Is she clicker trained? If so, she should understand the concept of a mark for the right behavior, then the reward. Even if the reward is delayed. I'd quit putting treats on her "place" and simply click then reward when she does the 2o2o correctly. This will prevent her from self rewarding for doing it wrong. I would also teach her an "easy" command. I used this with my Malinois when we were doing agility, since they wanted to do it at only one speed, "warp". When they hear "easy" they know to slow it down, that something is coming up they will need to pay attention to. Whether it's a contact, a sharp turn to the next jump, etc.


----------



## Cracker (May 25, 2009)

***NOT an agility trainer or participant*** just so ya know..

One, it is pretty awesome that she is finding the running of the course so rewarding that she rockets..that's half the battle is making an activity self rewarding....

Two: I agree that you need to go back to basics, take a REALLY good look at how/when and in what position you are rewarding a behaviour/chain and work on impulse control (like the whoa mentioned by Dantero).
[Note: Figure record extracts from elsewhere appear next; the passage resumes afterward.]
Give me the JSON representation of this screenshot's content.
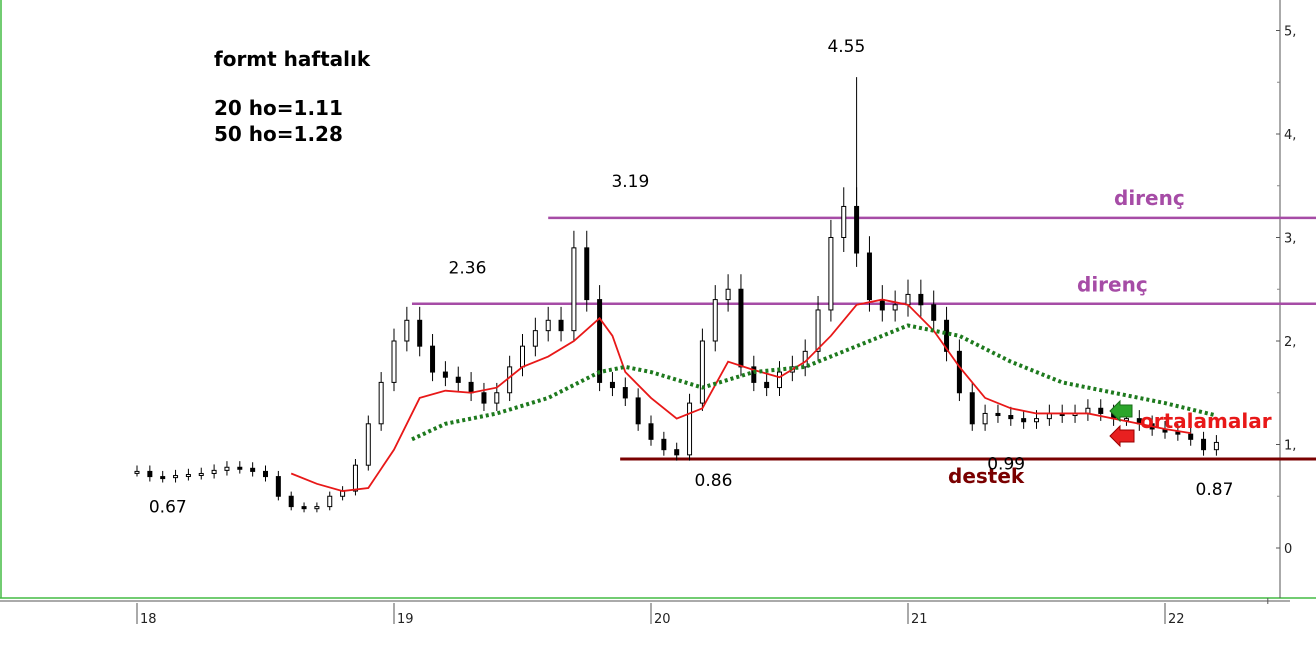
{
  "chart_data": {
    "type": "candlestick",
    "title": "formt haftalık",
    "subtitle_lines": [
      "20 ho=1.11",
      "50 ho=1.28"
    ],
    "x_ticks": [
      "18",
      "19",
      "20",
      "21",
      "22"
    ],
    "y_ticks": [
      "0",
      "1,",
      "2,",
      "3,",
      "4,",
      "5,"
    ],
    "ylim": [
      0,
      5.2
    ],
    "grid": false,
    "colors": {
      "candle": "#000000",
      "ma20": "#e81818",
      "ma50": "#1e7a1e",
      "resistance": "#a64ca6",
      "support": "#7a0000",
      "frame": "#44bb44"
    },
    "annotations": [
      {
        "text": "0.67",
        "x": 18.05,
        "y": 0.67
      },
      {
        "text": "2.36",
        "x": 19.22,
        "y": 2.36
      },
      {
        "text": "3.19",
        "x": 19.85,
        "y": 3.19
      },
      {
        "text": "0.86",
        "x": 20.22,
        "y": 0.86
      },
      {
        "text": "4.55",
        "x": 20.78,
        "y": 4.55
      },
      {
        "text": "0.99",
        "x": 21.32,
        "y": 0.99
      },
      {
        "text": "0.87",
        "x": 22.15,
        "y": 0.87
      }
    ],
    "levels": [
      {
        "label": "direnç",
        "type": "resistance",
        "y": 3.19,
        "x_start": 19.6,
        "x_end": 22.8
      },
      {
        "label": "direnç",
        "type": "resistance",
        "y": 2.36,
        "x_start": 19.07,
        "x_end": 22.8
      },
      {
        "label": "destek",
        "type": "support",
        "y": 0.86,
        "x_start": 19.88,
        "x_end": 22.6
      }
    ],
    "legend_note": "ortalamalar",
    "series": [
      {
        "name": "price",
        "x": [
          18.0,
          18.05,
          18.1,
          18.15,
          18.2,
          18.25,
          18.3,
          18.35,
          18.4,
          18.45,
          18.5,
          18.55,
          18.6,
          18.65,
          18.7,
          18.75,
          18.8,
          18.85,
          18.9,
          18.95,
          19.0,
          19.05,
          19.1,
          19.15,
          19.2,
          19.25,
          19.3,
          19.35,
          19.4,
          19.45,
          19.5,
          19.55,
          19.6,
          19.65,
          19.7,
          19.75,
          19.8,
          19.85,
          19.9,
          19.95,
          20.0,
          20.05,
          20.1,
          20.15,
          20.2,
          20.25,
          20.3,
          20.35,
          20.4,
          20.45,
          20.5,
          20.55,
          20.6,
          20.65,
          20.7,
          20.75,
          20.8,
          20.85,
          20.9,
          20.95,
          21.0,
          21.05,
          21.1,
          21.15,
          21.2,
          21.25,
          21.3,
          21.35,
          21.4,
          21.45,
          21.5,
          21.55,
          21.6,
          21.65,
          21.7,
          21.75,
          21.8,
          21.85,
          21.9,
          21.95,
          22.0,
          22.05,
          22.1,
          22.15,
          22.2
        ],
        "y": [
          0.74,
          0.69,
          0.68,
          0.7,
          0.71,
          0.72,
          0.75,
          0.78,
          0.77,
          0.74,
          0.69,
          0.5,
          0.4,
          0.38,
          0.4,
          0.5,
          0.55,
          0.8,
          1.2,
          1.6,
          2.0,
          2.2,
          1.95,
          1.7,
          1.65,
          1.6,
          1.5,
          1.4,
          1.5,
          1.75,
          1.95,
          2.1,
          2.2,
          2.1,
          2.9,
          2.4,
          1.6,
          1.55,
          1.45,
          1.2,
          1.05,
          0.95,
          0.9,
          1.4,
          2.0,
          2.4,
          2.5,
          1.75,
          1.6,
          1.55,
          1.7,
          1.75,
          1.9,
          2.3,
          3.0,
          3.3,
          2.85,
          2.4,
          2.3,
          2.35,
          2.45,
          2.35,
          2.2,
          1.9,
          1.5,
          1.2,
          1.3,
          1.28,
          1.25,
          1.22,
          1.25,
          1.3,
          1.28,
          1.3,
          1.35,
          1.3,
          1.25,
          1.25,
          1.2,
          1.15,
          1.12,
          1.1,
          1.05,
          0.95,
          1.02
        ]
      },
      {
        "name": "20 ho",
        "x": [
          18.6,
          18.7,
          18.8,
          18.9,
          19.0,
          19.1,
          19.2,
          19.3,
          19.4,
          19.5,
          19.6,
          19.7,
          19.8,
          19.85,
          19.9,
          20.0,
          20.1,
          20.2,
          20.3,
          20.4,
          20.5,
          20.6,
          20.7,
          20.8,
          20.9,
          21.0,
          21.1,
          21.2,
          21.3,
          21.4,
          21.5,
          21.6,
          21.7,
          21.8,
          21.9,
          22.0,
          22.1
        ],
        "y": [
          0.72,
          0.62,
          0.55,
          0.58,
          0.95,
          1.45,
          1.52,
          1.5,
          1.55,
          1.75,
          1.85,
          2.0,
          2.22,
          2.05,
          1.7,
          1.45,
          1.25,
          1.35,
          1.8,
          1.72,
          1.65,
          1.8,
          2.05,
          2.35,
          2.4,
          2.35,
          2.1,
          1.75,
          1.45,
          1.35,
          1.3,
          1.3,
          1.3,
          1.25,
          1.2,
          1.15,
          1.11
        ]
      },
      {
        "name": "50 ho",
        "x": [
          19.07,
          19.2,
          19.4,
          19.6,
          19.8,
          19.9,
          20.0,
          20.2,
          20.4,
          20.6,
          20.8,
          21.0,
          21.2,
          21.4,
          21.6,
          21.8,
          22.0,
          22.2
        ],
        "y": [
          1.05,
          1.2,
          1.3,
          1.45,
          1.7,
          1.75,
          1.7,
          1.55,
          1.7,
          1.75,
          1.95,
          2.15,
          2.05,
          1.8,
          1.6,
          1.5,
          1.4,
          1.28
        ]
      }
    ]
  }
}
This is not just a training issue but a safety issue...control on a course will increase the physical athletic longevity of your pup and greatly reduce the potential for injury...this is most likely a training issue of yours, as a handler, than it is the dog...KWIM?


----------



## nikkiluvsu15 (Jun 18, 2009)

Sorry - I forgot I posted this and haven't been on the board for a little bit. Thanks for all the suggestions!  

For 2 Agility classes Harleigh was mainly on leash doing the A-Frame - I would "leash check" her (thats what I call it, lol) and make her realize that she MUST slow down. AND I realized I have to get her "whoa" command out way sooner, so she starts slowing down soon enough that she's able to stop.

I'm happy to report that 99% of the time she now is able to stop on a dime  Last class we did a sequence of tunnel-jump-aframe-table-teeter-tire-jump and she did amazing. She stopped right away - I was so proud because she had some speed going  Just thought I would update. 

In other news (just in case you are interested)....

Harleigh is now doing the full sized Teeter with now hesitation at all. We've been working our way up and we have finally been rewarded! That had been the one thing that she just was so unconfident on, so we took it slow, built that confidence up and she is doing that Teeter like a champ now.

We also did a 12 set of weave poles (with guides) and the instructors were just amazed how fast ALL of the dogs picked it up (we've been doing channel weaves for quite a bit). They went on about it for the rest of the night, lol. Now that its staying light outside, I hope I'll be able to share some pictures/videos of her... just to show you how far she leaves me in the dust.


----------



## LazyGRanch713 (Jul 22, 2009)

nikkiluvsu15 said:


> Sorry - I forgot I posted this and haven't been on the board for a little bit. Thanks for all the suggestions!
> 
> For 2 Agility classes Harleigh was mainly on leash doing the A-Frame - I would "leash check" her (thats what I call it, lol) and make her realize that she MUST slow down. AND I realized I have to get her "whoa" command out way sooner, so she starts slowing down soon enough that she's able to stop.
> 
> ...


Yay!!! I want videos! 
Tag is a 15 pound dog who leaves me in the dust. If I were any slower, he'd be able to lap me xD I can't imagine running a large dog who smokes the course!
When Tag was learning the teeter, it was known as the Hot Dog Stand. He loves hot dogs, and I started using hot dogs ONLY on the teeter. It was convincing enough...
I can't wait til we move agility outside again. We usually do that in late April/early May. It's always a riot the first week or two because the dogs are so full of it.


----------